A soma de seis argumentos sobre o mesmo assunto pode parecer a receita perfeita para um filme repetitivo e cansativo, afinal o assunto não muda. Cada história gira em torno do mesmo núcleo invariavelmente. Falam da natureza humana caminhando em direção à insanidade. Por que funciona? Primeiramente, porque a psique humana é uma fonte inesgotável de originalidade e novidades. Enquanto existir gente na Terra haverá material para o Cinema. Em segundo lugar, a estrutura fragmentada tira proveito do potencial de um curta-metragem. Não há criatividade no mundo que prevaleça sobre as regras do tempo; 30 minutos simplesmente não comportam histórias de qualquer dimensão. Um bom curta aproveita a objetividade para afirmar algo com ainda mais força, exatamente o que “Relatos Salvajes” faz. Seis vezes. Não há tempo para escalar a ação e o drama aos poucos, só há o bastante para expor uma idéia e colocá-la em prática. O que também não é dizer que não exista de desenvolvimento num plano mais geral.

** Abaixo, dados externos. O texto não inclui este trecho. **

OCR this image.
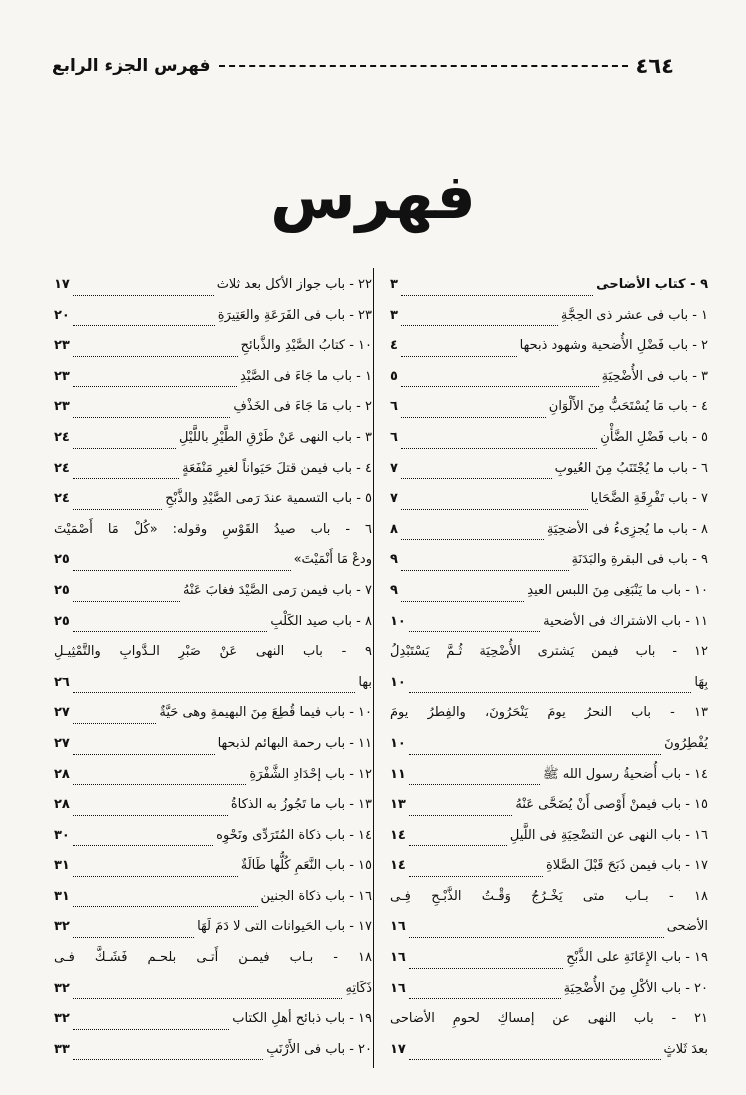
٤٦٤
فهرس الجزء الرابع
فهرس
٩ - كتاب الأضاحى
٣
١ - باب فى عشر ذى الحِجَّةِ
٣
٢ - باب فَضْلِ الأُضحية وشهود ذبحها
٤
٣ - باب فى الأُضْحِيَةِ
٥
٤ - باب مَا يُسْتَحَبُّ مِنَ الأَلْوَانِ
٦
٥ - باب فَضْلِ الضَّأْنِ
٦
٦ - باب ما يُجْتَنَبُ مِنَ العُيوبِ
٧
٧ - باب تَفْرِقَةِ الضَّحَايا
٧
٨ - باب ما يُجزِىءُ فى الأضحِيَةِ
٨
٩ - باب فى البقرةِ والبَدَنَةِ
٩
١٠ - باب ما يَنْبَغِى مِنَ اللبس العيدِ
٩
١١ - باب الاشتراك فى الأضحية
١٠
١٢ - باب فيمن يَشترى الأُضْحِيَة ثُـمَّ يَسْتَبْدِلُ
بِهَا
١٠
١٣ - باب النحرُ يومَ يَنْحَرُونَ، والفِطرُ يومَ
يُفْطِرُونَ
١٠
١٤ - باب أُضحيةُ رسول الله ﷺ
١١
١٥ - باب فيمنْ أَوْصى أَنْ يُضَحَّى عَنْهُ
١٣
١٦ - باب النهى عن التضْحِيَةِ فى اللَّيلِ
١٤
١٧ - باب فيمن ذَبَحَ قَبْلَ الصَّلاةِ
١٤
١٨ - بـاب متى يَخْـرُجُ وَقْـتُ الذَّبْـحِ فِـى
الأضحى
١٦
١٩ - باب الإِعَانَةِ على الذَّبْحِ
١٦
٢٠ - باب الأكْلِ مِنَ الأُضْحِيَةِ
١٦
٢١ - باب النهى عن إمساكِ لحومِ الأضاحى
بعدَ ثَلاثٍ
١٧
٢٢ - باب جواز الأكل بعد ثلاث
١٧
٢٣ - باب فى الفَرَعَةِ والعَتِيرَةِ
٢٠
١٠ - كتابُ الصَّيْدِ والذَّبائحِ
٢٣
١ - باب ما جَاءَ فى الصَّيْدِ
٢٣
٢ - باب مَا جَاءَ فى الخَذْفِ
٢٣
٣ - باب النهى عَنْ طَرْقِ الطَّيْرِ باللَّيْلِ
٢٤
٤ - باب فيمن قتلَ حَيَواناً لغيرِ مَنْفَعَةٍ
٢٤
٥ - باب التسمية عندَ رَمى الصَّيْدِ والذَّبْحِ
٢٤
٦ - باب صيدُ القَوْسِ وقوله: «كُلْ مَا أَصْمَيْتَ
ودعْ مَا أَنْمَيْتَ»
٢٥
٧ - باب فيمن رَمى الصَّيْدَ فغابَ عَنْهُ
٢٥
٨ - باب صيد الكَلْبِ
٢٥
٩ - باب النهى عَنْ صَبْرِ الـدَّوابِ والتَّمْثِيـلِ
بها
٢٦
١٠ - باب فيما قُطِعَ مِنَ البهيمةِ وهى حَيَّةٌ
٢٧
١١ - باب رحمة البهائم لذبحها
٢٧
١٢ - باب إحْدَادِ الشَّفْرَةِ
٢٨
١٣ - باب ما تَجُوزُ به الذكاةُ
٢٨
١٤ - باب ذكاة المُتَرَدِّى ونَحْوِه
٣٠
١٥ - باب النَّعَمِ كُلُّها طَالَةٌ
٣١
١٦ - باب ذكاة الجنين
٣١
١٧ - باب الحَيوانات التى لا دَمَ لَهَا
٣٢
١٨ - بـاب فيمـن أَتـى بلحـم فَشَـكَّ فـى
ذَكَاتِهِ
٣٢
١٩ - باب ذبائح أهلِ الكتاب
٣٢
٢٠ - باب فى الأَرْنَبِ
٣٣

Enquanto a primeira história causa apenas um choque, as outras chocam ao passo que ganham profundidade pelo tema ficar mais claro a cada vez que é exposto de um jeito novo.

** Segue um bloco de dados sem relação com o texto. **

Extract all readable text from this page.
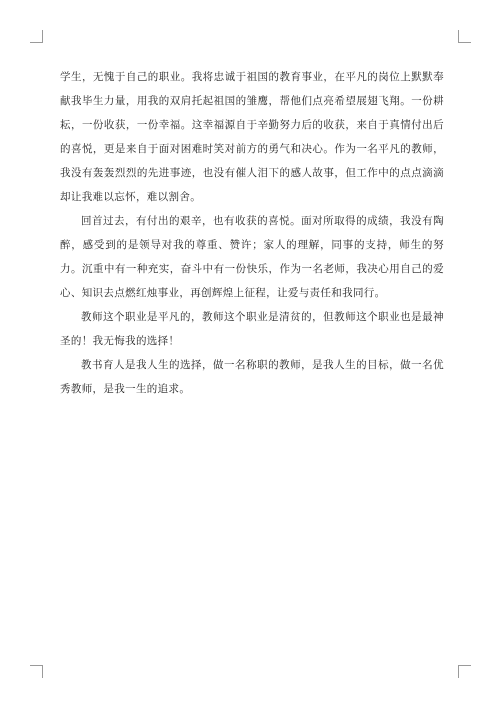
学生，无愧于自己的职业。我将忠诚于祖国的教育事业，在平凡的岗位上默默奉献我毕生力量，用我的双肩托起祖国的雏鹰，帮他们点亮希望展翅飞翔。一份耕耘，一份收获，一份幸福。这幸福源自于辛勤努力后的收获，来自于真情付出后的喜悦，更是来自于面对困难时笑对前方的勇气和决心。作为一名平凡的教师，我没有轰轰烈烈的先进事迹，也没有催人泪下的感人故事，但工作中的点点滴滴却让我难以忘怀，难以割舍。

回首过去，有付出的艰辛，也有收获的喜悦。面对所取得的成绩，我没有陶醉，感受到的是领导对我的尊重、赞许；家人的理解，同事的支持，师生的努力。沉重中有一种充实，奋斗中有一份快乐，作为一名老师，我决心用自己的爱心、知识去点燃红烛事业，再创辉煌上征程，让爱与责任和我同行。

教师这个职业是平凡的，教师这个职业是清贫的，但教师这个职业也是最神圣的！我无悔我的选择！

教书育人是我人生的选择，做一名称职的教师，是我人生的目标，做一名优秀教师，是我一生的追求。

Nesta história, existem várias formas de perder o controle, mais especificamente dois sentimentos: revolta e vingança. Ambos andam de mãos dadas aqui e não poderia ser diferente. Não existe uma vingança boa sem um toque de emoção por trás dela, mesmo que pequena. Caso contrário ela é vazia e, no caso de um filme, desinteressante. Por mais fragmentado e repetitivo que “Relatos Salvajes” possa parecer, ele funciona por tocar num lado da psique que nunca é igual para todos, mas, primitivo como é, conserva sua essência. É incontestável o fato de que a injustiça chega para todos uma hora. Nem sempre a pessoa se vinga, mas aquela vontade de matar algum fulano acaba surgindo; não passa de uma fantasia ou pensamento impulsivo, que passa assim que as cabeças esfriam — e assim espero. Já é o bastante para plantar a semente da discórdia, uma mistura de válvula de escape com um banho de realidade. Quando a tragédia acontece, resta a surpresa e um tipo de alívio; afinal de contas, o pensamento já passou pela cabeça de todos, só não foi mostrado em cores vivas. E claro, sempre há um sutil sentimento de que a justiça foi feita. De uma maneira exagerada e frequentemente inapropriada, contudo, sempre metafórica.

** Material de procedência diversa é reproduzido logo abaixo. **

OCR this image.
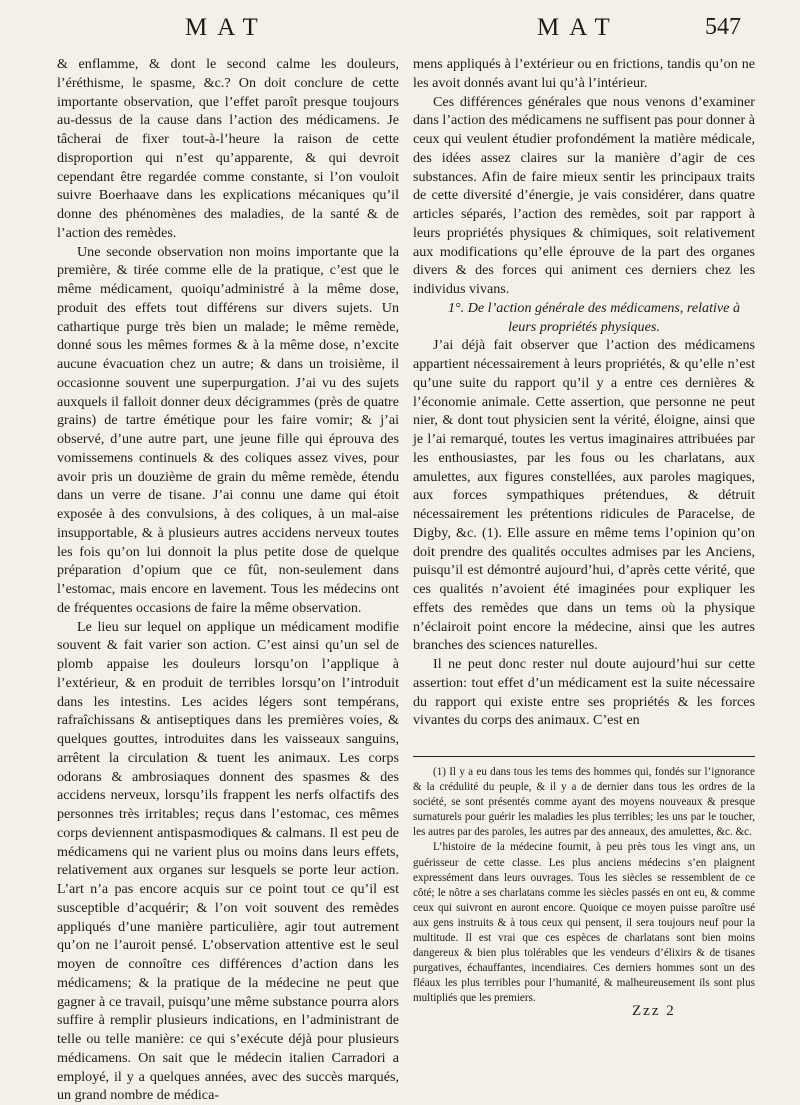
MAT	MAT	547

& enflamme, & dont le second calme les douleurs, l’éréthisme, le spasme, &c.? On doit conclure de cette importante observation, que l’effet paroît presque toujours au-dessus de la cause dans l’action des médicamens. Je tâcherai de fixer tout-à-l’heure la raison de cette disproportion qui n’est qu’apparente, & qui devroit cependant être regardée comme constante, si l’on vouloit suivre Boerhaave dans les explications mécaniques qu’il donne des phénomènes des maladies, de la santé & de l’action des remèdes.

Une seconde observation non moins importante que la première, & tirée comme elle de la pratique, c’est que le même médicament, quoiqu’administré à la même dose, produit des effets tout différens sur divers sujets. Un cathartique purge très bien un malade; le même remède, donné sous les mêmes formes & à la même dose, n’excite aucune évacuation chez un autre; & dans un troisième, il occasionne souvent une superpurgation. J’ai vu des sujets auxquels il falloit donner deux décigrammes (près de quatre grains) de tartre émétique pour les faire vomir; & j’ai observé, d’une autre part, une jeune fille qui éprouva des vomissemens continuels & des coliques assez vives, pour avoir pris un douzième de grain du même remède, étendu dans un verre de tisane. J’ai connu une dame qui étoit exposée à des convulsions, à des coliques, à un mal-aise insupportable, & à plusieurs autres accidens nerveux toutes les fois qu’on lui donnoit la plus petite dose de quelque préparation d’opium que ce fût, non-seulement dans l’estomac, mais encore en lavement. Tous les médecins ont de fréquentes occasions de faire la même observation.

Le lieu sur lequel on applique un médicament modifie souvent & fait varier son action. C’est ainsi qu’un sel de plomb appaise les douleurs lorsqu’on l’applique à l’extérieur, & en produit de terribles lorsqu’on l’introduit dans les intestins. Les acides légers sont tempérans, rafraîchissans & antiseptiques dans les premières voies, & quelques gouttes, introduites dans les vaisseaux sanguins, arrêtent la circulation & tuent les animaux. Les corps odorans & ambrosiaques donnent des spasmes & des accidens nerveux, lorsqu’ils frappent les nerfs olfactifs des personnes très irritables; reçus dans l’estomac, ces mêmes corps deviennent antispasmodiques & calmans. Il est peu de médicamens qui ne varient plus ou moins dans leurs effets, relativement aux organes sur lesquels se porte leur action. L’art n’a pas encore acquis sur ce point tout ce qu’il est susceptible d’acquérir; & l’on voit souvent des remèdes appliqués d’une manière particulière, agir tout autrement qu’on ne l’auroit pensé. L’observation attentive est le seul moyen de connoître ces différences d’action dans les médicamens; & la pratique de la médecine ne peut que gagner à ce travail, puisqu’une même substance pourra alors suffire à remplir plusieurs indications, en l’administrant de telle ou telle manière: ce qui s’exécute déjà pour plusieurs médicamens. On sait que le médecin italien Carradori a employé, il y a quelques années, avec des succès marqués, un grand nombre de médica-

mens appliqués à l’extérieur ou en frictions, tandis qu’on ne les avoit donnés avant lui qu’à l’intérieur.

Ces différences générales que nous venons d’examiner dans l’action des médicamens ne suffisent pas pour donner à ceux qui veulent étudier profondément la matière médicale, des idées assez claires sur la manière d’agir de ces substances. Afin de faire mieux sentir les principaux traits de cette diversité d’énergie, je vais considérer, dans quatre articles séparés, l’action des remèdes, soit par rapport à leurs propriétés physiques & chimiques, soit relativement aux modifications qu’elle éprouve de la part des organes divers & des forces qui animent ces derniers chez les individus vivans.

1°. De l’action générale des médicamens, relative à leurs propriétés physiques.

J’ai déjà fait observer que l’action des médicamens appartient nécessairement à leurs propriétés, & qu’elle n’est qu’une suite du rapport qu’il y a entre ces dernières & l’économie animale. Cette assertion, que personne ne peut nier, & dont tout physicien sent la vérité, éloigne, ainsi que je l’ai remarqué, toutes les vertus imaginaires attribuées par les enthousiastes, par les fous ou les charlatans, aux amulettes, aux figures constellées, aux paroles magiques, aux forces sympathiques prétendues, & détruit nécessairement les prétentions ridicules de Paracelse, de Digby, &c. (1). Elle assure en même tems l’opinion qu’on doit prendre des qualités occultes admises par les Anciens, puisqu’il est démontré aujourd’hui, d’après cette vérité, que ces qualités n’avoient été imaginées pour expliquer les effets des remèdes que dans un tems où la physique n’éclairoit point encore la médecine, ainsi que les autres branches des sciences naturelles.

Il ne peut donc rester nul doute aujourd’hui sur cette assertion: tout effet d’un médicament est la suite nécessaire du rapport qui existe entre ses propriétés & les forces vivantes du corps des animaux. C’est en

(1) Il y a eu dans tous les tems des hommes qui, fondés sur l’ignorance & la crédulité du peuple, & il y a de dernier dans tous les ordres de la société, se sont présentés comme ayant des moyens nouveaux & presque surnaturels pour guérir les maladies les plus terribles; les uns par le toucher, les autres par des paroles, les autres par des anneaux, des amulettes, &c. &c.

L’histoire de la médecine fournit, à peu près tous les vingt ans, un guérisseur de cette classe. Les plus anciens médecins s’en plaignent expressément dans leurs ouvrages. Tous les siècles se ressemblent de ce côté; le nôtre a ses charlatans comme les siècles passés en ont eu, & comme ceux qui suivront en auront encore. Quoique ce moyen puisse paroître usé aux gens instruits & à tous ceux qui pensent, il sera toujours neuf pour la multitude. Il est vrai que ces espèces de charlatans sont bien moins dangereux & bien plus tolérables que les vendeurs d’élixirs & de tisanes purgatives, échauffantes, incendiaires. Ces derniers hommes sont un des fléaux les plus terribles pour l’humanité, & malheureusement ils sont plus multipliés que les premiers.

Zzz 2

Dizem que a vingança é melhor servida fria. Talvez este longa tenha algo a dizer sobre isso, pois aqui ela é servida em forma de bolo, de batata frita, moída e até tostada. E quanto ao motivo do sucesso de “Relatos Salvajes”? Foi dito que o responsável foi o apelo comercial, mas tenho de discordar quanto a isso. A maior razão por trás do sucesso desta obra no circuito comercial é sua qualidade. Diferente de muitas trabalhos dos circuitos independentes, ser diferente não é a única característica relevante.